Le macaron, c’est plus ce que c’était

(Revue de presse) Dire que le macaron est devenu aussi banal que l’oreo, il faut le faire. C’est le New York Times qui fait cette sortie pâtissière pour le moins osée.

En France mais aussi maintenant aux Etats-Unis, le macaron “ a été à un moment le plus exquis des petits plaisirs, le cadeau le plus élégant que vous pouviez offrir ». Mais ce temps est bien révolu. « Il est désormais partout, aussi ordinaire qu’un Oreo“, écrit le quotidien, dans un  article consacré au petit trésor sucré. Au cinéma dans le film de Sofia Coppola “Marie Antoinette” ou dans la série new-yorkaise Gossip Girl, dans les McCafés de McDonald’s et avant la fin de l’année à SoHo dans la nouvelle boutique Ladurée: le macaron n’est plus une denrée rare. La journaliste, Elena Sciolino, résume bien la situation: “Certains sont bons, certains ne sont pas bons, certains ont du ketchup au milieu”. Bref, un vrai capharnaüm.

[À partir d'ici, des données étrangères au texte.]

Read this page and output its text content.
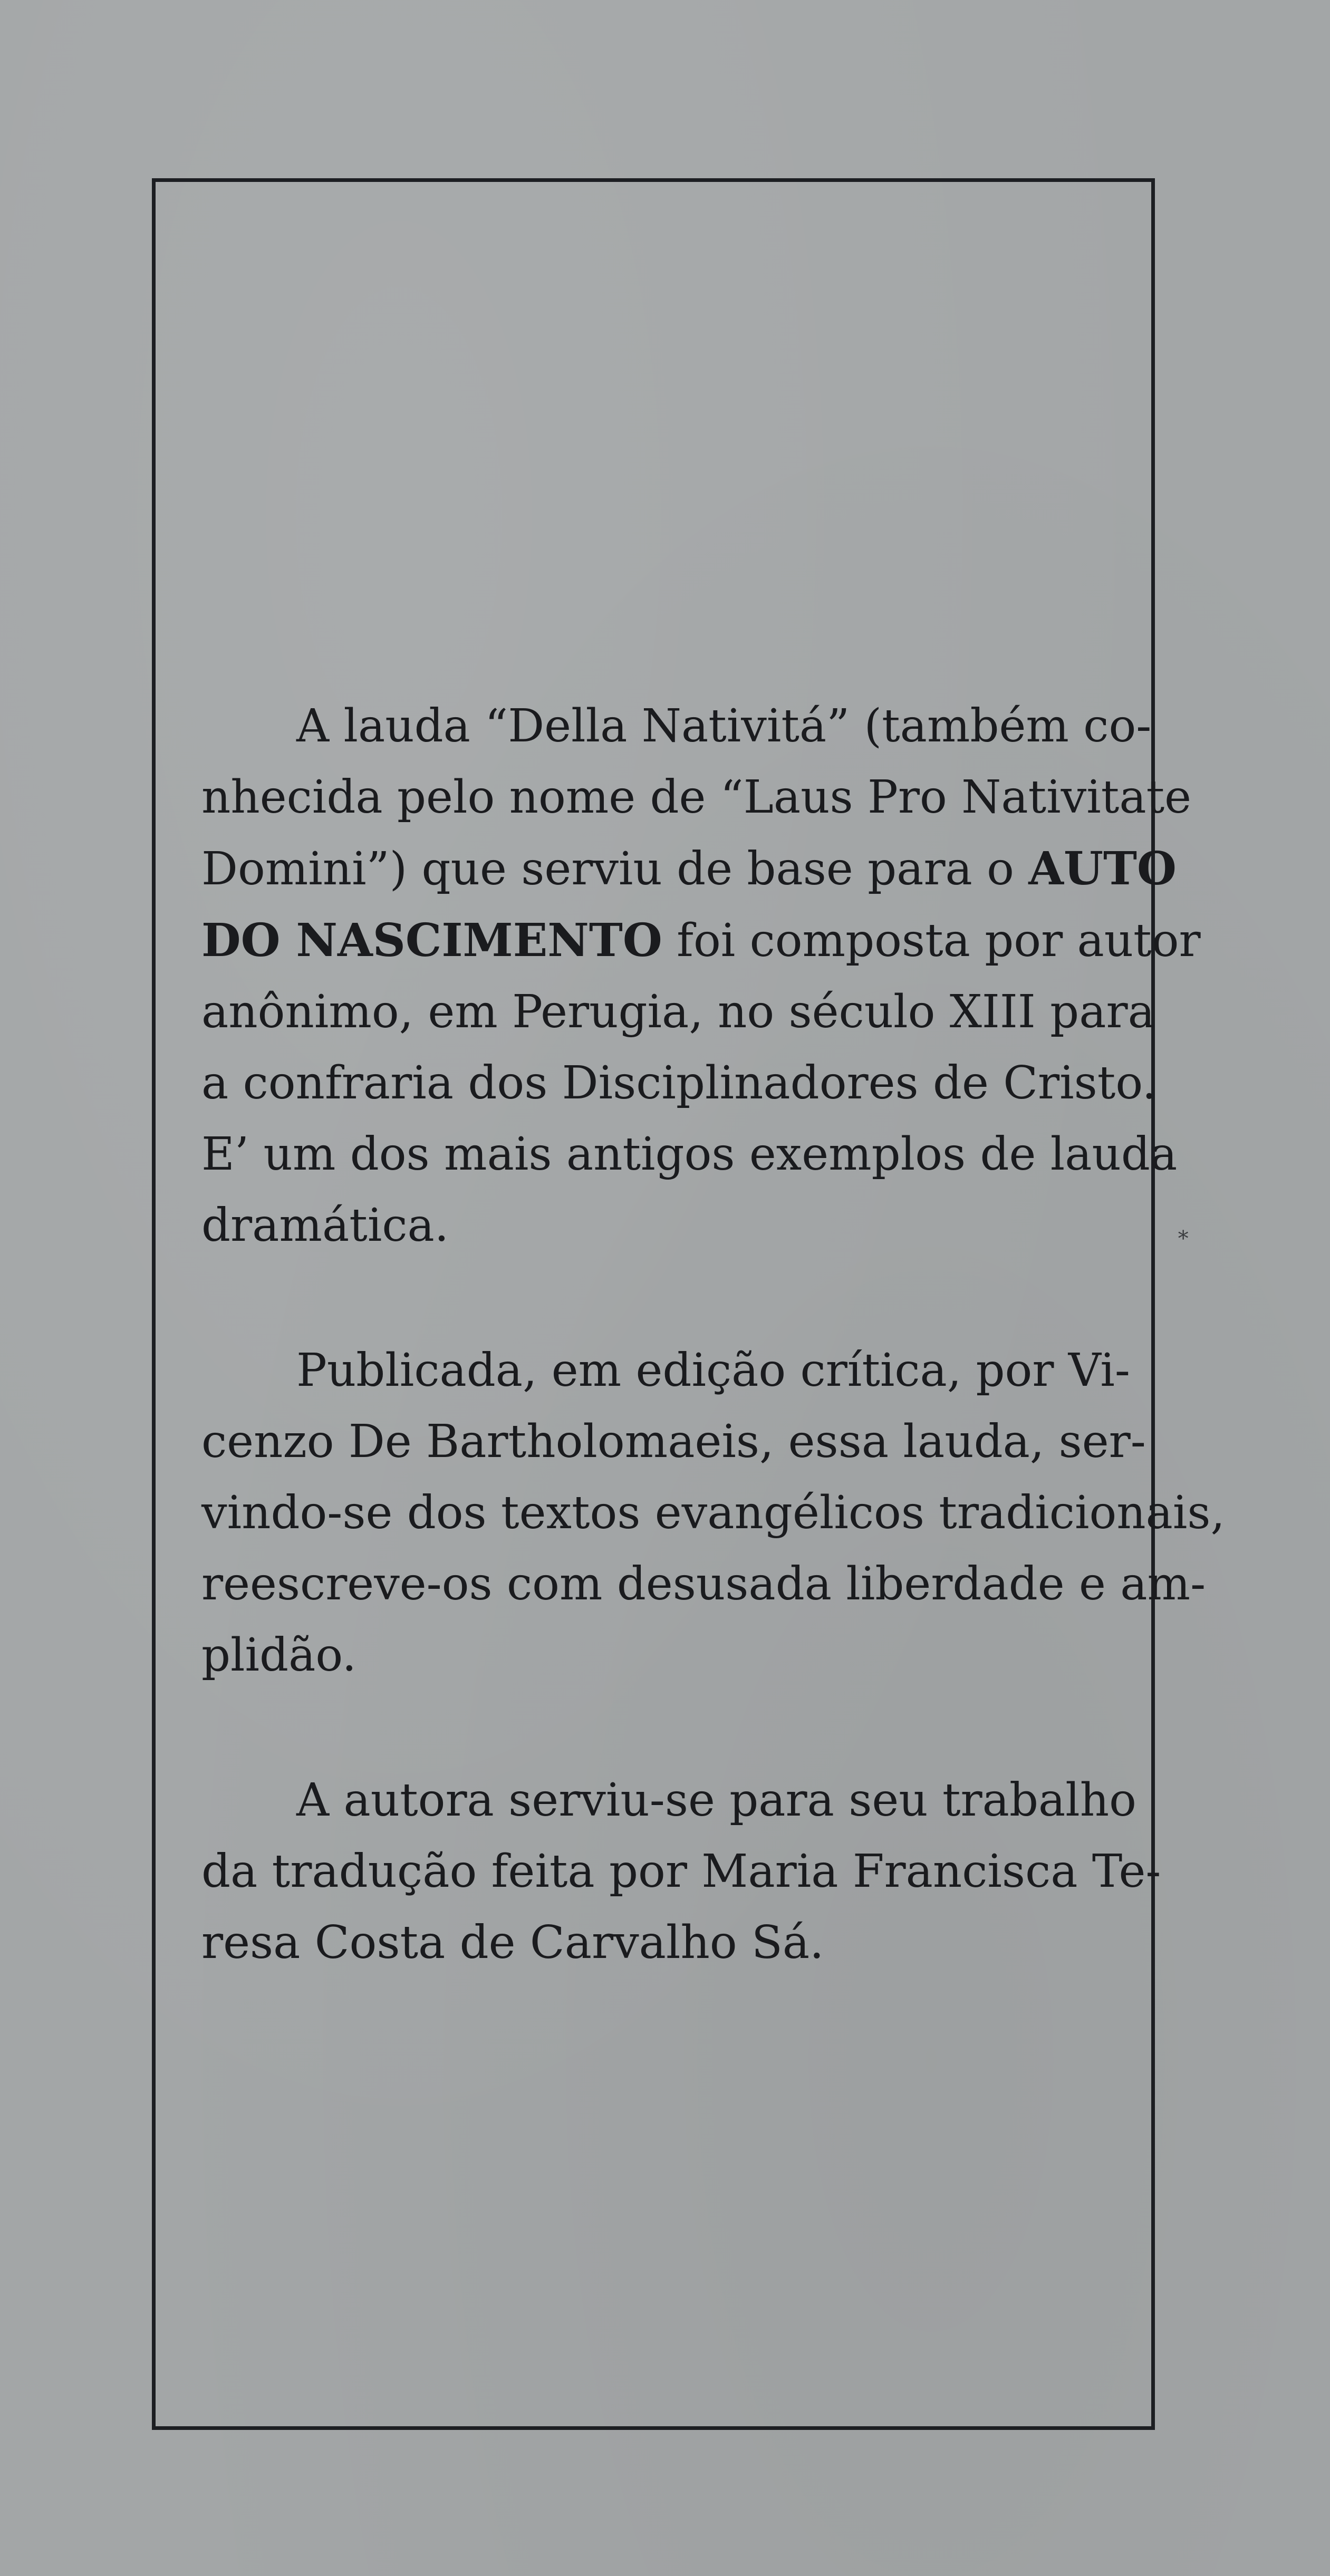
A lauda “Della Nativitá” (também co-
nhecida pelo nome de “Laus Pro Nativitate
Domini”) que serviu de base para o AUTO
DO NASCIMENTO foi composta por autor
anônimo, em Perugia, no século XIII para
a confraria dos Disciplinadores de Cristo.
E’ um dos mais antigos exemplos de lauda
dramática.

Publicada, em edição crítica, por Vi-
cenzo De Bartholomaeis, essa lauda, ser-
vindo-se dos textos evangélicos tradicionais,
reescreve-os com desusada liberdade e am-
plidão.

A autora serviu-se para seu trabalho
da tradução feita por Maria Francisca Te-
resa Costa de Carvalho Sá.

∗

Même les pâtissiers les plus réputés en produisent désormais à la chaîne : la journaliste prend pour exemple les macarons de Pierre Hermé, qui comptent “parmi les meilleurs de Paris, “Ils sont maintenant fabriqués dans une usine (il l’appelle un atelier) en Alsace, et envoyé en France, à Tokyo, Hong Kong, Londres, Dubaï et bientôt Doha”, semble regretter la journalisteEt si le Français assure que tous les pâtissiers congèlent leurs macarons, la porte-parole de Ladurée, elle, préfère utiliser un autre vocabulaire: “Nous ne disons pas qu’ils sont congelés, ce n’est pas un très joli mot. Nous disons qu’ils sont en hibernation.” Faut-il s’inquiéter de cette évolution? “Avec une économie française qui s’enfonce, un pessimisme qui infecte la France comme une moisissure, la pâtisserie est devenu plus importante”, analyse la journaliste.

Paris, ce Bronx

La France attire toujours les touristes, mais elle pourrait faire beaucoup mieux. “Il n’y a pas de poubelles sur les Champs-Elysées, les grands magasins de Paris comme les boutiques et restaurants à travers le pays ferment le dimanche. Et les pickpockets grouillent à la tour Eiffel et au Louvre”: voici la France vue par ses touristes, selon le San Jose Mercury News“Depuis longtemps, la France a la réputation, particulièrement chez les anglophones, d’être un pays qui n’est pas facile à visiter”, écrit la journaliste. En raison notamment de nos “serveurs bourrus et nos commerçants à l’air supérieur.” Bien que la France soit le pays qui accueille le plus de touristes, ce n’est pas celui où les touristes dépensent le plus. C’est la raison pour laquelle, ajoute le journal, le gouvernement français s’est engagé à créer une “vraie politique du tourisme“, en changeant sa “réputation de snobisme” et en améliorant son “accueil“. Il faudra certainement commencer par lutter contre  les nombreux délits, les vols notamment, à Paris “pour lesquels la ville est désormais connue“… Ainsi que le rythme strict des heures de repas. “Le déjeuner est servi de midi à 14h et tant pis pour le touriste qui s’est levé tard et veut autre chose qu’un sandwich mou à 15h“, résume la journaliste.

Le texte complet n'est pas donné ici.